I have a stochastic integral of the form \begin{align*} X(t) = \int_0^t h(v) W(v) dv \end{align*} where $W(v)$ is the standard Brownian motion and $h(v)$ is a positive, integrable function. While $X(t)$ is a mean-zero Gaussian process, it can be shown, for $s < t$, \begin{align*} \text{Cov}(X(s), X(t) - X(s)) = \int_{s}^{t}\int_{0}^{s} h(u) h(v) (u \wedge v) du dv > 0 \end{align*} and therefore $X(t)$ does not have independent increments.
In my problem, I am interested in the distribution of $\sup_{t \in [0,\tau]}|X(t)|$ for fixed $\tau$. If $X(t)$ had independent increments, then I could express $X(t) = W(\alpha(t))$, where $\alpha(t) = \text{Var}(X(t))$, and derive my distribution through $\sup_{t \in [0,\tau]}|W(t)|$, which is well-known. Alas, this is not the case here.
Some ideas:
Derive the distribution of $\sup_{t \in [0,\tau]}|X(t)|$ directly. While there is literature on this subject, they all depend on tail approximations, while my problem is very not in the tails. Since I can compute the exact form of the covariance function, perhaps my specific form allots for the exact distribution to be calculated, although I'm not technically savvy to do so myself. Suggestions welcome.

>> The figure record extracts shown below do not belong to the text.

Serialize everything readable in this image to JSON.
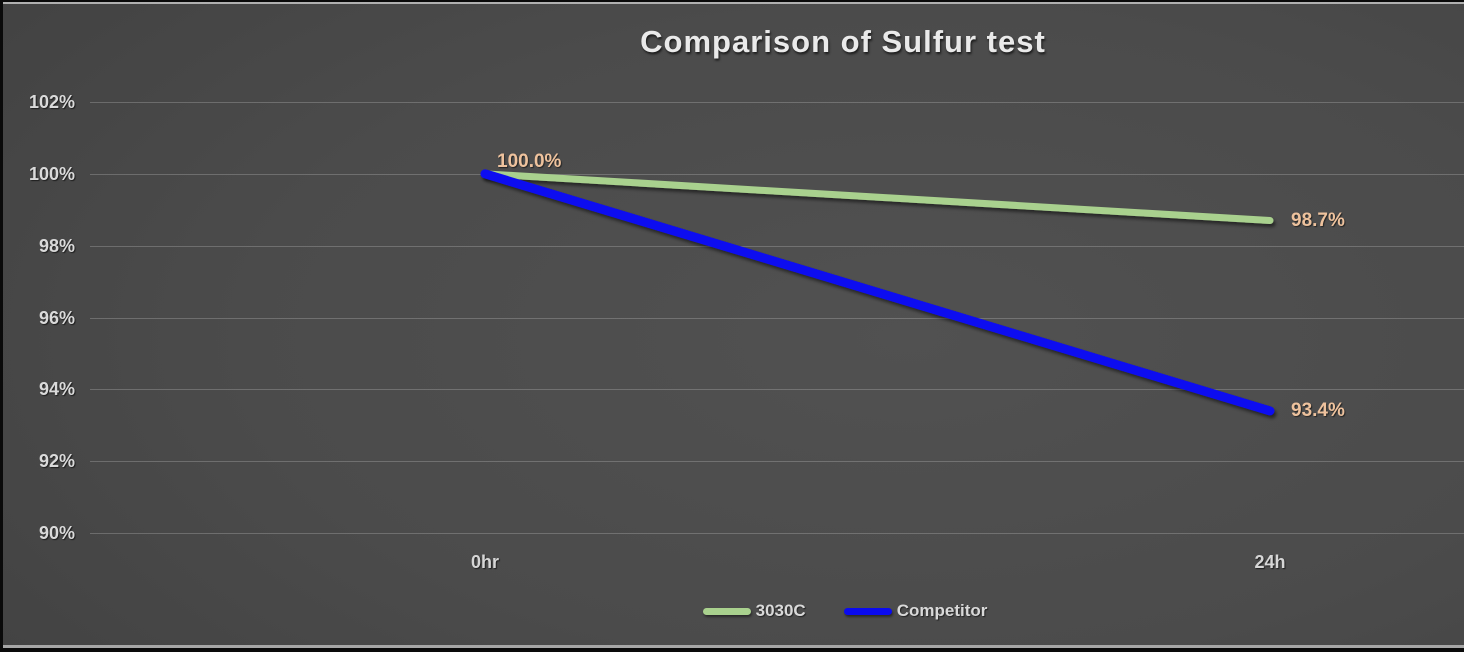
{
  "chart_data": {
    "type": "line",
    "title": "Comparison of Sulfur test",
    "categories": [
      "0hr",
      "24h"
    ],
    "series": [
      {
        "name": "3030C",
        "values": [
          100.0,
          98.7
        ],
        "labels": [
          "100.0%",
          "98.7%"
        ],
        "color": "#a9d18e",
        "stroke_width": 7
      },
      {
        "name": "Competitor",
        "values": [
          100.0,
          93.4
        ],
        "labels": [
          "100.0%",
          "93.4%"
        ],
        "color": "#0a0af0",
        "stroke_width": 9
      }
    ],
    "ylim": [
      90,
      102
    ],
    "yticks": [
      102,
      100,
      98,
      96,
      94,
      92,
      90
    ],
    "ytick_labels": [
      "102%",
      "100%",
      "98%",
      "96%",
      "94%",
      "92%",
      "90%"
    ],
    "xlabel": "",
    "ylabel": "",
    "grid": true,
    "legend_position": "bottom",
    "data_label_color": "#eec29d",
    "start_label": "100.0%"
  }
}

I can transform $g(X_t)$ to get it into the form $W(\alpha(t))$. This paper discusses one class of transformations, and it appears that I could apply the techniques here, although it does not appear that I can back-transform on my original scale. Is my reasoning correct? And are there any more modern techniques of transformation?